292 So. 2d 350 | La. Ct. App. | 1974
This is an appeal by defendant, Myrl Su-merall, from a judgment rendered against him in favor of plaintiff, The Wickes Corporation, in the principal sum of $6,075.66, arising out of a suit against defendant-appellant and Larry E. Brown
Defendant’s next specification of error surrounds his claim that the note admittedly signed by him does not contain an unconditional promise to pay, but, on the contrary, is conditioned upon payment out of a designated fund, and inasmuch as the alleged fund never came into existence, the obligation is accordingly unenforceable. Again, we observe initially that no such issue was raised by defendant in his answer or in the pretrial order, and, indeed, none of the testimony at all alludes to this defense, which presumably is being asserted for the first time on appeal. This defense is predicted upon the fact that the note sued on, after containing the printed “promise to pay” contains the following clause handwritten on the note in ink, viz.: “$200 per job per pay back.” Defendant argues in brief that this language means that the note was to be paid only out of profits derived by the corporation, of which defendants were incorporators and stockholders, of $200 per contracting or home remodeling job, and inasmuch as no such profits were ever allegedly obtained, there does not exist an unconditional promise to pay.
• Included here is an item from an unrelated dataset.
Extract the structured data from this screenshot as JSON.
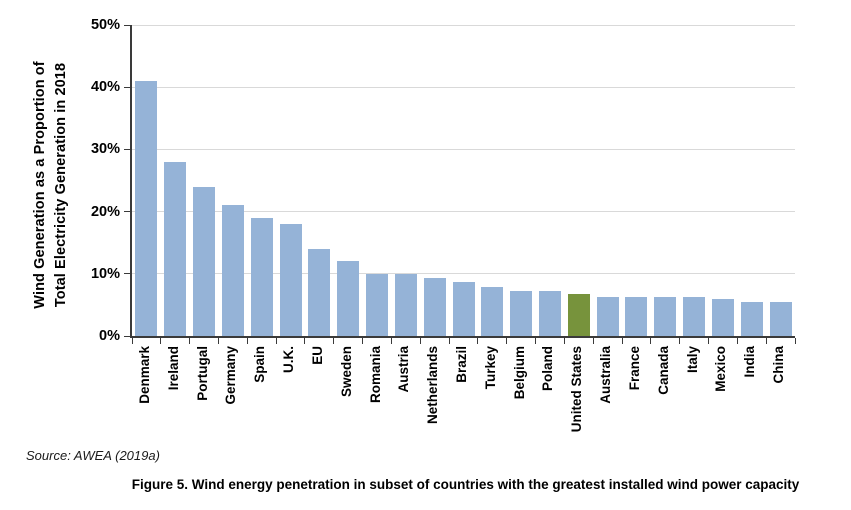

This defense is without merit. At the outset, we do not believe this defense can properly be asserted at this stage of the proceedings for the first time, but would, on the contrary, necessitate an affirmative allegation to such effect. Even assuming, however, that such defense is properly befor the Court, nevertheless, the clause quoted above is not sufficiently clear and unequivocal as to nullify the clearly stated “promise to pay” made by both defendants in favor of plaintiff by virtue of their signing and executing the promissory note sued on; i. e., the clause is not sufficient to indicate that payment was to be made only out of such proceeds derived from corporate profit, and in the absence of such unequivocal condition attached to the terms of payment, this defense cannot be maintained, Muhoberac v. Saloon, Inc., 210 So.2d 572 (La.App. 4th Cir. 1968).
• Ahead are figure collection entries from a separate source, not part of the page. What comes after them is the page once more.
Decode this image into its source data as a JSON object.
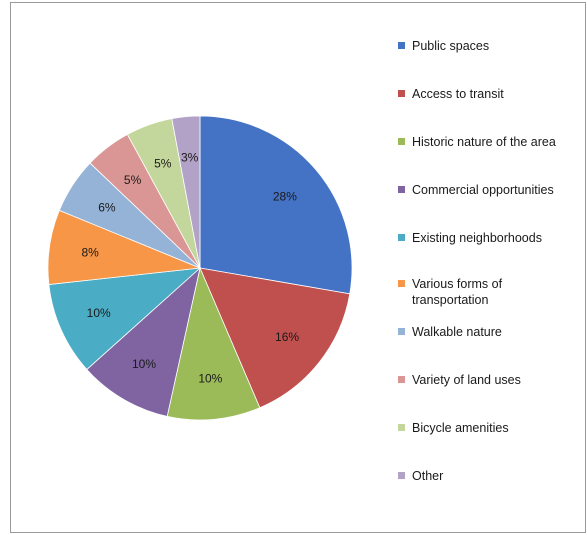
{
  "chart_data": {
    "type": "pie",
    "title": "",
    "legend_position": "right",
    "slices": [
      {
        "label": "Public spaces",
        "value": 28,
        "display": "28%",
        "color": "#4472C4"
      },
      {
        "label": "Access to transit",
        "value": 16,
        "display": "16%",
        "color": "#C0504D"
      },
      {
        "label": "Historic nature of the area",
        "value": 10,
        "display": "10%",
        "color": "#9BBB59"
      },
      {
        "label": "Commercial opportunities",
        "value": 10,
        "display": "10%",
        "color": "#8064A2"
      },
      {
        "label": "Existing neighborhoods",
        "value": 10,
        "display": "10%",
        "color": "#4BACC6"
      },
      {
        "label": "Various forms of transportation",
        "value": 8,
        "display": "8%",
        "color": "#F79646"
      },
      {
        "label": "Walkable nature",
        "value": 6,
        "display": "6%",
        "color": "#95B3D7"
      },
      {
        "label": "Variety of land uses",
        "value": 5,
        "display": "5%",
        "color": "#D99694"
      },
      {
        "label": "Bicycle amenities",
        "value": 5,
        "display": "5%",
        "color": "#C3D69B"
      },
      {
        "label": "Other",
        "value": 3,
        "display": "3%",
        "color": "#B3A2C7"
      }
    ]
  }
}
If defendant desired to show that he was not personally obligated on the promissory note, notwithstanding his having unconditionally signed same and similarly agreed unconditionally to pay the amount of the note, it was incumbent on defendant to establish that the written words previously quoted had such effect. We cannot discern what meaning should be accorded to the quoted words, and will not engage in speculation as to some possible significance which might have been attached thereto.
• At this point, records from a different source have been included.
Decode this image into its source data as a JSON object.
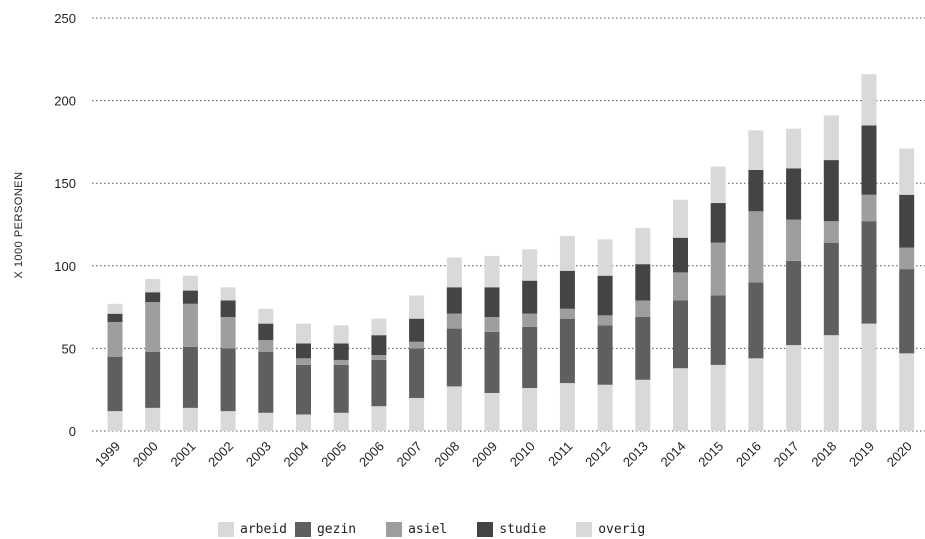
{
  "chart_data": {
    "type": "bar",
    "stacked": true,
    "ylabel": "X 1000 PERSONEN",
    "ylim": [
      0,
      250
    ],
    "yticks": [
      0,
      50,
      100,
      150,
      200,
      250
    ],
    "grid": true,
    "legend_position": "bottom",
    "categories": [
      "1999",
      "2000",
      "2001",
      "2002",
      "2003",
      "2004",
      "2005",
      "2006",
      "2007",
      "2008",
      "2009",
      "2010",
      "2011",
      "2012",
      "2013",
      "2014",
      "2015",
      "2016",
      "2017",
      "2018",
      "2019",
      "2020"
    ],
    "series": [
      {
        "name": "arbeid",
        "color": "#d9d9d9",
        "values": [
          12,
          14,
          14,
          12,
          11,
          10,
          11,
          15,
          20,
          27,
          23,
          26,
          29,
          28,
          31,
          38,
          40,
          44,
          52,
          58,
          65,
          47
        ]
      },
      {
        "name": "gezin",
        "color": "#5f5f5f",
        "values": [
          33,
          34,
          37,
          38,
          37,
          30,
          29,
          28,
          30,
          35,
          37,
          37,
          39,
          36,
          38,
          41,
          42,
          46,
          51,
          56,
          62,
          51
        ]
      },
      {
        "name": "asiel",
        "color": "#9e9e9e",
        "values": [
          21,
          30,
          26,
          19,
          7,
          4,
          3,
          3,
          4,
          9,
          9,
          8,
          6,
          6,
          10,
          17,
          32,
          43,
          25,
          13,
          16,
          13
        ]
      },
      {
        "name": "studie",
        "color": "#444444",
        "values": [
          5,
          6,
          8,
          10,
          10,
          9,
          10,
          12,
          14,
          16,
          18,
          20,
          23,
          24,
          22,
          21,
          24,
          25,
          31,
          37,
          42,
          32
        ]
      },
      {
        "name": "overig",
        "color": "#d9d9d9",
        "values": [
          6,
          8,
          9,
          8,
          9,
          12,
          11,
          10,
          14,
          18,
          19,
          19,
          21,
          22,
          22,
          23,
          22,
          24,
          24,
          27,
          31,
          28
        ]
      }
    ]
  }
}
Defendant-appellant offered no credible evidence to substantiate the pleaded defense that he signed the note only in a representative capacity rather than individually-
For the foregoing reasons, the judgment appealed from is affirmed, with all costs of this appeal assessed to defendant-appellant.
Affirmed.
, This defendant was never served, and judgment was rendered only against defendant-appellant, Myrl Sumrall.